Abstract

Sentinel lymph node biopsy (SLNB) in breast cancer is considered in order to spare node-negative patients from axillary lymph node dissection. To assess the clinical significance of lymphoscintigraphic mapping in SLNB, we analyzed the lymphatic drain to the sentinel lymph nodes (SLNs) in terms of the pattern and direction of the hot spot. Twenty-three breast cancer patients were enrolled for SLNB. Before surgery, lymphoscintigraphic mapping of SLN was performed using Tc-99m human serum albumin (HSA) and tin colloids, and the hot spot was marked. The Tc-99m HSA and tin colloids were subcutaneously injected above the tumor and peritumor sites, respectively, and lymphoscintigraphic scanning was monitored every 5 to 10 min, for up to 2 h after injection. The SLN was identified using a combination of a blue dye, indigocalmine, and a gamma probe during surgery. The hot spot pattern and direction of the lymphatic drains were evaluated in 21 of 23 cases.
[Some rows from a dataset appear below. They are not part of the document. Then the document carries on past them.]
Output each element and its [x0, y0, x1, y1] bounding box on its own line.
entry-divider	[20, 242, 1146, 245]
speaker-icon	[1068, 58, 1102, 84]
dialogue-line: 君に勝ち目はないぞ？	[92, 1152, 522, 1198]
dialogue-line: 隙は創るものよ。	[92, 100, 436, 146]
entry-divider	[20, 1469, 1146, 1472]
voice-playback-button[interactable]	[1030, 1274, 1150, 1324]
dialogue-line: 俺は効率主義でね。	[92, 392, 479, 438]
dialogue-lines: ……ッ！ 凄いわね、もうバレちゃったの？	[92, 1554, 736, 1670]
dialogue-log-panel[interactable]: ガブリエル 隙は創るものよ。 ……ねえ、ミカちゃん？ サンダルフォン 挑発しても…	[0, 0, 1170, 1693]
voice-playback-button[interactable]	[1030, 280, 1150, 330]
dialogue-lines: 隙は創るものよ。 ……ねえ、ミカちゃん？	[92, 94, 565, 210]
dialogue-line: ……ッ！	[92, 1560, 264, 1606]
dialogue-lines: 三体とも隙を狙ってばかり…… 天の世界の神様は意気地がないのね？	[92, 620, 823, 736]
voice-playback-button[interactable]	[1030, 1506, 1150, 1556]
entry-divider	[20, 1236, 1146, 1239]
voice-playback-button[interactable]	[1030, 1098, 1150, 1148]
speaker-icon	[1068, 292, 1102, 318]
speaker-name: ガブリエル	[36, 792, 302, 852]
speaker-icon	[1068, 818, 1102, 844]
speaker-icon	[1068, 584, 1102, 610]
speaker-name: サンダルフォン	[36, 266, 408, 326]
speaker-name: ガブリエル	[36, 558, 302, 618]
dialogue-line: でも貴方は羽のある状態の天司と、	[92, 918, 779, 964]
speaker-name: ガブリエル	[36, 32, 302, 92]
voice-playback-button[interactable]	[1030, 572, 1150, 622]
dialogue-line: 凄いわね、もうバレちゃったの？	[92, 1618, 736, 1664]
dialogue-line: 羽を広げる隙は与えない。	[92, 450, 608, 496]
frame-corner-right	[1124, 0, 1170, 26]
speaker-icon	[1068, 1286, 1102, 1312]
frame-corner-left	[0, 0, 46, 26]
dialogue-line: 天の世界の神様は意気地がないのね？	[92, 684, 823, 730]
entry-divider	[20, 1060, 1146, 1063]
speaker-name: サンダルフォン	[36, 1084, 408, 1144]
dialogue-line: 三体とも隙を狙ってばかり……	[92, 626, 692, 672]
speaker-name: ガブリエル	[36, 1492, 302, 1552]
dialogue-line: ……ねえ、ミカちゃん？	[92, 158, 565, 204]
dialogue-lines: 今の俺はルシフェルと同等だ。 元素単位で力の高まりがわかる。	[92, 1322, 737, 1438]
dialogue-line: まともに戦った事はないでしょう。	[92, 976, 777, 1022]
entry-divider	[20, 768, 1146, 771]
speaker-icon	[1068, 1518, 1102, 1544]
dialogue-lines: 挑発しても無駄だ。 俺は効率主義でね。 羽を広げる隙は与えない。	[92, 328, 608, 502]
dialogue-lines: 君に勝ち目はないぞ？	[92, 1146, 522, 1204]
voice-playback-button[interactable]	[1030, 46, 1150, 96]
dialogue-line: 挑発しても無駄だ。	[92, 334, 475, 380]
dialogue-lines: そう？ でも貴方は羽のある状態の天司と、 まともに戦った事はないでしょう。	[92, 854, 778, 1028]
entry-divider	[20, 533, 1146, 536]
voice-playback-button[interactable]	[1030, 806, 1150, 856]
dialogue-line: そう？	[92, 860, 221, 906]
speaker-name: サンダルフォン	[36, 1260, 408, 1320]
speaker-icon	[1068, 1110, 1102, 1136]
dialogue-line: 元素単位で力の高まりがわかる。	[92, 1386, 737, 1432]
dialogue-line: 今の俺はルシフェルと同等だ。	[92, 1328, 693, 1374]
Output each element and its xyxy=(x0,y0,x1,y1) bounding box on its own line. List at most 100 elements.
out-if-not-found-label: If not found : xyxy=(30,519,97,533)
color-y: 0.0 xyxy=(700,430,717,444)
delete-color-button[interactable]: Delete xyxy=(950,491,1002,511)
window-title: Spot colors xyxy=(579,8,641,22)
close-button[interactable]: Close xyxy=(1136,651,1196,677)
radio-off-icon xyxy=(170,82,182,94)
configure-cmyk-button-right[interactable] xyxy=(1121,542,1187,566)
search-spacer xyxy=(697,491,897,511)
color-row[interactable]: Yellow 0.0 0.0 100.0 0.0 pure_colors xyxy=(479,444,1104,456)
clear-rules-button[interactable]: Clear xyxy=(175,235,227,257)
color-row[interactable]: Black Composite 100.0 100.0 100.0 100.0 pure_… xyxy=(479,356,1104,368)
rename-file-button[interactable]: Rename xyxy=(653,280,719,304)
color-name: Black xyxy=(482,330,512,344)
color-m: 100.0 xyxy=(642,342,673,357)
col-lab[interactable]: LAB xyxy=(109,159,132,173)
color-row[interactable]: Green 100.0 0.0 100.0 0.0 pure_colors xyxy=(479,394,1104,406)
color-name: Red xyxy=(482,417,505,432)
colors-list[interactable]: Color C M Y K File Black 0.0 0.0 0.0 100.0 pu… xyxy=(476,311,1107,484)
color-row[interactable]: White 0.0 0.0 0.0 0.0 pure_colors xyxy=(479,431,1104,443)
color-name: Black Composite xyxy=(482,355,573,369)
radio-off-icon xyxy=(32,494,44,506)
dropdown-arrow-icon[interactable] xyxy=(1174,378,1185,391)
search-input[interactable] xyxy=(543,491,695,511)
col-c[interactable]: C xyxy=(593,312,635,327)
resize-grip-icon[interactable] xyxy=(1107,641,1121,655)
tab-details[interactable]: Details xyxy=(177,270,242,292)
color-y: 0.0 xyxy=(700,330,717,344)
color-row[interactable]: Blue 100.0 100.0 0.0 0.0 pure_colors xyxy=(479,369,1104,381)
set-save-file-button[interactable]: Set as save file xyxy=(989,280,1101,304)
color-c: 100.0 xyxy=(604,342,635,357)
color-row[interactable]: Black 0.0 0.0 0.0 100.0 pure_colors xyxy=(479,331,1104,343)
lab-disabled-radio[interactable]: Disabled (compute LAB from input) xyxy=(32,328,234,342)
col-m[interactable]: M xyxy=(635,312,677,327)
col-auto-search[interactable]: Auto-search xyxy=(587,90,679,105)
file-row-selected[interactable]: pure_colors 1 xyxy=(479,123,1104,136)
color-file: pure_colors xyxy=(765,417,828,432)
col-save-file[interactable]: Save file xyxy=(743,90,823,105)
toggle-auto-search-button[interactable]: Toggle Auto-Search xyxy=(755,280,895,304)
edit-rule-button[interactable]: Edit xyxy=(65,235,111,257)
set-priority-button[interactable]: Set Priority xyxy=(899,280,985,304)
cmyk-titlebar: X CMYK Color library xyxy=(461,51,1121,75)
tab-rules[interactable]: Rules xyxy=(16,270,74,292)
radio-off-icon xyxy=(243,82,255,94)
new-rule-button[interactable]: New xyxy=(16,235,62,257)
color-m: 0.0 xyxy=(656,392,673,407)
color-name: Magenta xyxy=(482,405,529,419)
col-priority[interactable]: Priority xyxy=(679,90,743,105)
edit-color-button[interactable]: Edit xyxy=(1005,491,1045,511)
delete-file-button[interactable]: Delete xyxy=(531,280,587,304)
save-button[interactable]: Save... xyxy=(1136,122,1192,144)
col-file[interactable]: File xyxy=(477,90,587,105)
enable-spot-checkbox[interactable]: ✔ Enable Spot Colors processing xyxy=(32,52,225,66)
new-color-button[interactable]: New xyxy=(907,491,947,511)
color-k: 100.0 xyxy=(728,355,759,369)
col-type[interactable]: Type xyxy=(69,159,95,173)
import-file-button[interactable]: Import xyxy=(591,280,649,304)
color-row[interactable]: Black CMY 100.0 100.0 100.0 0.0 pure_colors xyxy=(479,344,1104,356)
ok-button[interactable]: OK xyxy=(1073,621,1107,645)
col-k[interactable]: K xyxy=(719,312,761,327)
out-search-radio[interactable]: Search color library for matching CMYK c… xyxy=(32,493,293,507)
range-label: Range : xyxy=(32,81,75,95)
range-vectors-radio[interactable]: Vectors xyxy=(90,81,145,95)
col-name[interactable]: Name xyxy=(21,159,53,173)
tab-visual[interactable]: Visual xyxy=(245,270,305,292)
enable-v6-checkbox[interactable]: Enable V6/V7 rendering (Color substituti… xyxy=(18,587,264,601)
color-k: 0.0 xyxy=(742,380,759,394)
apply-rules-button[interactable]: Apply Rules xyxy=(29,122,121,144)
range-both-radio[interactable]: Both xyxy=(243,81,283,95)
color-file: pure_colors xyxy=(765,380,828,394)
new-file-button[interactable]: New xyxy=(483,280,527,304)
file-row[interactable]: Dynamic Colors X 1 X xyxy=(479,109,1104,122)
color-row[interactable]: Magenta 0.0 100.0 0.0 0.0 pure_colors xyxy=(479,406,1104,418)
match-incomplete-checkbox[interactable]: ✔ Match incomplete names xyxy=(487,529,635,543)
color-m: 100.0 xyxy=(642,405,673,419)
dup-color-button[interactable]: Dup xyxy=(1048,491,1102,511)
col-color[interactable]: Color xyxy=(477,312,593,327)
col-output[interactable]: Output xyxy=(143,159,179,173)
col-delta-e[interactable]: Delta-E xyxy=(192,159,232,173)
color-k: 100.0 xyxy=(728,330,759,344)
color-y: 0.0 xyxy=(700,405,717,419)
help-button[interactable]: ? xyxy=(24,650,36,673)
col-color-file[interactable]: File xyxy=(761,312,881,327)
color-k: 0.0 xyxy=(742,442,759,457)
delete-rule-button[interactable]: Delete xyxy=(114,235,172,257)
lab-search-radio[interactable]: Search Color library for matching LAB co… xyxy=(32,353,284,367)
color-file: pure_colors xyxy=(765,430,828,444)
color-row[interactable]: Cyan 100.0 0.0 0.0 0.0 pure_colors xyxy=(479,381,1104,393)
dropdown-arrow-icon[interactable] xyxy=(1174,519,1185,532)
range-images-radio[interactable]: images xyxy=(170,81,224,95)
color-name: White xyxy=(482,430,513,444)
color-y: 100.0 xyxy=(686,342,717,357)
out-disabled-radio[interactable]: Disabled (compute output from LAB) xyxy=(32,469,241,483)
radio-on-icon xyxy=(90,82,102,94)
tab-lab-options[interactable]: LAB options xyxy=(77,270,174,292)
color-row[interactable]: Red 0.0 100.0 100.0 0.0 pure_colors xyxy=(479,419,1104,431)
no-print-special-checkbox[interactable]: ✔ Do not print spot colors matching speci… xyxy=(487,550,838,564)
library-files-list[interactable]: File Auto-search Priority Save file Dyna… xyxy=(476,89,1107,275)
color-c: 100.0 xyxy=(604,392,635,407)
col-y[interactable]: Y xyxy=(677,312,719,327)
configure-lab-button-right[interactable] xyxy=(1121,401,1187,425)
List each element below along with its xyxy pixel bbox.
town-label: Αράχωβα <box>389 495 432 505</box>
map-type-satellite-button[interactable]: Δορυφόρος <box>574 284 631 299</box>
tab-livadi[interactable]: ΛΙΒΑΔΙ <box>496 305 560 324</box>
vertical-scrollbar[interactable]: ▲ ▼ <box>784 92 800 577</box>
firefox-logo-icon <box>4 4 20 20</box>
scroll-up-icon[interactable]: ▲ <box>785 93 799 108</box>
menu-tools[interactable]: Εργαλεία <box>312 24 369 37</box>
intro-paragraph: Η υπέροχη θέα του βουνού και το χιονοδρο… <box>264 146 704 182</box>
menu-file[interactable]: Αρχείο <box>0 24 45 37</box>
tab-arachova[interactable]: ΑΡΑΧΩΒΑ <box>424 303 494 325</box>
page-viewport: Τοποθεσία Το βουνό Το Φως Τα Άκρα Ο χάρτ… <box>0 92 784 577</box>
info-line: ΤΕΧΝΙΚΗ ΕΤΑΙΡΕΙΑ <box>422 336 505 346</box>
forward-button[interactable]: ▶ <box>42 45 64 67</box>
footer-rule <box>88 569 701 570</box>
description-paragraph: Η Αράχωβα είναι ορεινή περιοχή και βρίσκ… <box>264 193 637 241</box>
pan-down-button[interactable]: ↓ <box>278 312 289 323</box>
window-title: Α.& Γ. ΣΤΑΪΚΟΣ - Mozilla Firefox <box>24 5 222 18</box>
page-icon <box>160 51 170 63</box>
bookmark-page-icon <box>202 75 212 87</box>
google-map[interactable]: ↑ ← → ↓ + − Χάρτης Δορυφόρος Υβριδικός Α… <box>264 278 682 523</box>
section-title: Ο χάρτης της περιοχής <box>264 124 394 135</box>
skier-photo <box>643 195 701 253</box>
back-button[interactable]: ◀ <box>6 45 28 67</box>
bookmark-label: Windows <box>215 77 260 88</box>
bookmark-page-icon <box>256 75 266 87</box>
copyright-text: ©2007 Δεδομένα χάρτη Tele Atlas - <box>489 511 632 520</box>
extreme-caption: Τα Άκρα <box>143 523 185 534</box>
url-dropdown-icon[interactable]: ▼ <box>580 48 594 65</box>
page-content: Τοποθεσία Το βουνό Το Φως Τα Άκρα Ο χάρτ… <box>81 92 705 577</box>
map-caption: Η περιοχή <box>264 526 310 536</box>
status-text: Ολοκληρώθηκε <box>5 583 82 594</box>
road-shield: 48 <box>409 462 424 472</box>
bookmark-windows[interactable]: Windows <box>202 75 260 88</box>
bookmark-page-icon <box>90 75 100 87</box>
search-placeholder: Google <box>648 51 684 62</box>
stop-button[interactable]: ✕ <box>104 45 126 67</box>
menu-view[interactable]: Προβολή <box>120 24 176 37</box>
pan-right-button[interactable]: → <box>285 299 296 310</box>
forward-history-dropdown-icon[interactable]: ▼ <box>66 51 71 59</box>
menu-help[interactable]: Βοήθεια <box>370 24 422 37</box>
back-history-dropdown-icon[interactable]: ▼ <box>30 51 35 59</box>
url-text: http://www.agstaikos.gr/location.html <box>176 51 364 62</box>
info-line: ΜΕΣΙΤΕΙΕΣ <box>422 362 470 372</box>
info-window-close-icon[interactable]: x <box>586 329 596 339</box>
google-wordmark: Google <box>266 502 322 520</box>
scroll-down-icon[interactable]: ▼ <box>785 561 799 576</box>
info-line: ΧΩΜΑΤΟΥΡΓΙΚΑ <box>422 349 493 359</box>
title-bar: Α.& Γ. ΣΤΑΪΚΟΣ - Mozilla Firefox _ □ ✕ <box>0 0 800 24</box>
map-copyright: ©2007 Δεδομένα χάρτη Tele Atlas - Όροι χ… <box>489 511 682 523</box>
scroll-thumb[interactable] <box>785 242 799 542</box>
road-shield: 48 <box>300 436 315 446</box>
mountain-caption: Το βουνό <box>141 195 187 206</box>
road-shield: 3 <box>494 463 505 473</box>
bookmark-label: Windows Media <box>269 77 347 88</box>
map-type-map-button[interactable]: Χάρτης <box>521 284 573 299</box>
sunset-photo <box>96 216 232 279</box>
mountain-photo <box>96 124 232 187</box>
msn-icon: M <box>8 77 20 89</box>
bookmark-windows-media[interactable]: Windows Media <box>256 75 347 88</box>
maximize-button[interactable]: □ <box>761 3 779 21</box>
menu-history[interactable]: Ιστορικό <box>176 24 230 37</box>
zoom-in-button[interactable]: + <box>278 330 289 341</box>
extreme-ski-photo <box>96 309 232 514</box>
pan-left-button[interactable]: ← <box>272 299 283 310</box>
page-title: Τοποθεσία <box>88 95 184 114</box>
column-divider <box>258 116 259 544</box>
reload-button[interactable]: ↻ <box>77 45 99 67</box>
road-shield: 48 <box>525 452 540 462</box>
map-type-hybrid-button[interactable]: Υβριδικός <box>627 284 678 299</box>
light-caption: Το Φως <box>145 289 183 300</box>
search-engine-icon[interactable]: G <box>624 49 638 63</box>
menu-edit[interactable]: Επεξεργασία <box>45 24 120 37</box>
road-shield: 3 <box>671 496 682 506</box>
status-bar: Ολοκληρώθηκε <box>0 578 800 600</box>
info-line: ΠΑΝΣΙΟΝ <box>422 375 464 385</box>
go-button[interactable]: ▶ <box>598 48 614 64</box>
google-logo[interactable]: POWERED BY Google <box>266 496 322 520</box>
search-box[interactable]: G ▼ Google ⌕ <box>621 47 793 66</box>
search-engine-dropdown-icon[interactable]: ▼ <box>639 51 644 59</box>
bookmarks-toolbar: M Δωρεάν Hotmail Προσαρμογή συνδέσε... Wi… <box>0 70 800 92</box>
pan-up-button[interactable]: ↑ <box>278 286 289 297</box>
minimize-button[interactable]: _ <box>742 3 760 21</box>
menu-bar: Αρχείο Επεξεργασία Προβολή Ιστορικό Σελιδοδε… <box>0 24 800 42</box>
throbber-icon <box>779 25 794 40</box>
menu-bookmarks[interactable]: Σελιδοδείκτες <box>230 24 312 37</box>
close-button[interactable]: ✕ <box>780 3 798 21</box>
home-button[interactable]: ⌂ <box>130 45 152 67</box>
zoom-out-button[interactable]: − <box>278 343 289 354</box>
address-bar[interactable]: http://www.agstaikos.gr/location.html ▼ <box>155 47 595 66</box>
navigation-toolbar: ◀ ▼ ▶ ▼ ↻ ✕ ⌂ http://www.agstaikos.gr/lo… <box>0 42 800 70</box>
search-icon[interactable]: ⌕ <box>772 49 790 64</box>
Two cases did not have a hot spot. Single, double, and multiple hot spots were observed in 12 cases (52.1%), 8 cases (34.7%), and 1 case (4.3%), respectively. The positions of the hot spots were: axillary (n=17, 80.9%), axillary and sternal (n=3, 14.2%), and phrenic (n=1, 4.7%). The sensitivity and specificity rates in SLNB were 66.6% and 100%, respectively, and the overall predictive rate was 85.7%. Lymphoscintigraphy produced false negatives in three cases (33.3%), including one on the phrenic side. Lymphoscintigraphic mapping with Tc-99m HSA and tin colloids is useful for determining the SLN, and avoiding a false negative. The pattern and direction of the lymphatic drain to the SLN in scintigraphy need to be considered for the elimination of axillary lymph node dissection in node-negative patients with breast cancer.